O documento pode ser parte das Comunicações Nacionais ou dos Relatórios Bienais de Transparência, por terem capítulos dedicados ao tema de adaptação. Nesses capítulos há detalhamento sobre mudanças observadas no clima, aspectos de vulnerabilidade do país e informações estratégias para aumentar a resiliência em setores como agricultura, água e saúde, por exemplo, visando a cooperação internacional.

“Sob o Acordo de Paris, a comunicação de adaptação tem a função de ser um relatório de monitoramento. O documento relata o que o país está fazendo nessa agenda, o que contribui para aumentar a visibilidade e fortalecer ações, facilitando o suporte internacional para países em desenvolvimento”, explica o especialista em transparência climática e assessor técnico do projeto Ciência&Clima, Ricardo Araujo.

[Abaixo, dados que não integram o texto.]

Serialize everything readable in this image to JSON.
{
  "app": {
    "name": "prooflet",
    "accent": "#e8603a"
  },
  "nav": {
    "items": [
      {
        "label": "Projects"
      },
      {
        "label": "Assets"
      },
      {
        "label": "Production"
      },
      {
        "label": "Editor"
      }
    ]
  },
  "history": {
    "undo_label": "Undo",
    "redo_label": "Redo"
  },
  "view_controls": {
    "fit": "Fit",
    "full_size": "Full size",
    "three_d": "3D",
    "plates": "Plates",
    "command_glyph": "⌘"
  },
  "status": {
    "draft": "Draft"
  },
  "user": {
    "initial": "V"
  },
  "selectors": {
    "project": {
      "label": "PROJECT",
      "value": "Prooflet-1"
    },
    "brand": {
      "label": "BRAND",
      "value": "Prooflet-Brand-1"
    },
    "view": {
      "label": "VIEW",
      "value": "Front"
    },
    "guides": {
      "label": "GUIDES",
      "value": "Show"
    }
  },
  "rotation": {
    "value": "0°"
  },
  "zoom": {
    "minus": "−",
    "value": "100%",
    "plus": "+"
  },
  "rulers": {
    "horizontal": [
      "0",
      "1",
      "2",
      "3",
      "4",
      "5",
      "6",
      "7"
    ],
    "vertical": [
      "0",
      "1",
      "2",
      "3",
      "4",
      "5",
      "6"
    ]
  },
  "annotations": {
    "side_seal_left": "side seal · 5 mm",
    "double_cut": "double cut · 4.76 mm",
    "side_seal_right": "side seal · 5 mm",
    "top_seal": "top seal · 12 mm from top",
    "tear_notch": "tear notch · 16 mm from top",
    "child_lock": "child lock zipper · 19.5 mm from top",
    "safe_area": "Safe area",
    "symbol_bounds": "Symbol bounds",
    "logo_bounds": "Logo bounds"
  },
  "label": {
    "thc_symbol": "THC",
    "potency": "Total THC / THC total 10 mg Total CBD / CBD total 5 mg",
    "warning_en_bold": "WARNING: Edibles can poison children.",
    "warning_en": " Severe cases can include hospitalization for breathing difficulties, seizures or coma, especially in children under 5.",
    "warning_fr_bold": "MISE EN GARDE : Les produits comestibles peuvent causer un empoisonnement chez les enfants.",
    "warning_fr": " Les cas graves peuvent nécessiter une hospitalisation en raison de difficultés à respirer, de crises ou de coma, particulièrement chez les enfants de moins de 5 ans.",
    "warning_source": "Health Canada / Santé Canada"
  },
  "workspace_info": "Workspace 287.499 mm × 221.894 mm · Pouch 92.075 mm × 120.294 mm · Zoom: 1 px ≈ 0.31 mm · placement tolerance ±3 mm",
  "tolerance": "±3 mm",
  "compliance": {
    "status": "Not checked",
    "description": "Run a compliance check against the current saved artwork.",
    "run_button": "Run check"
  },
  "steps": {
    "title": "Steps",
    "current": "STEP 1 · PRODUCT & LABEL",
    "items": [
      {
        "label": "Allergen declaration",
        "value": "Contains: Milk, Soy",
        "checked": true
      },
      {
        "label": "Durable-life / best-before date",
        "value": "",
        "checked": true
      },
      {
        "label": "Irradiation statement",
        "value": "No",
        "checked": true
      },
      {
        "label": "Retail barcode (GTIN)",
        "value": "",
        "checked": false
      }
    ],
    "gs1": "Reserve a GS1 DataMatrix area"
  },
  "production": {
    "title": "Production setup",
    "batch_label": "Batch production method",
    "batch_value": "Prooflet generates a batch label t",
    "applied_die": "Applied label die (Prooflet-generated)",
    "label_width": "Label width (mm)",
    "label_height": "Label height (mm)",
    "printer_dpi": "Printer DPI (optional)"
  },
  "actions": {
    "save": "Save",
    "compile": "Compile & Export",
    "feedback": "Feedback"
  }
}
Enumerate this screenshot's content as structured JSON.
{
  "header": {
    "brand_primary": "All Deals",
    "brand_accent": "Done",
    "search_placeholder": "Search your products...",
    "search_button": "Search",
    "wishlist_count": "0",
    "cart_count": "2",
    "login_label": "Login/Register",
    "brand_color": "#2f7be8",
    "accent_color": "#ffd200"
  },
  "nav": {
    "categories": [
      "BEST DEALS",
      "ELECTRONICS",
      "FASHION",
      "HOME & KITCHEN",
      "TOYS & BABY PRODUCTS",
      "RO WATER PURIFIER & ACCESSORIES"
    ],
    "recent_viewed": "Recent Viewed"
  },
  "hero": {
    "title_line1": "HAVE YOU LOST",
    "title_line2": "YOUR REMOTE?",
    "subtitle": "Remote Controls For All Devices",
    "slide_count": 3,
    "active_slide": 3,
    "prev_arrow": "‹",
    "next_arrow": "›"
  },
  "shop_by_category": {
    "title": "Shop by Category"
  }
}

O capítulo de Impactos, Vulnerabilidade e Adaptação do Primeiro Relatório Bienal de Transparência do Brasil, submetido à Convenção do Clima em 2024, apresenta um panorama atualizado sobre as características nacionais, detalha o perfil da população brasileira e a perspectiva de gênero, compila os números mais relevantes sobre as mudanças observadas no clima nos últimos 60 anos, descreve prioridades, estratégias e o progresso na implementação das ações de adaptação, entre outros dados.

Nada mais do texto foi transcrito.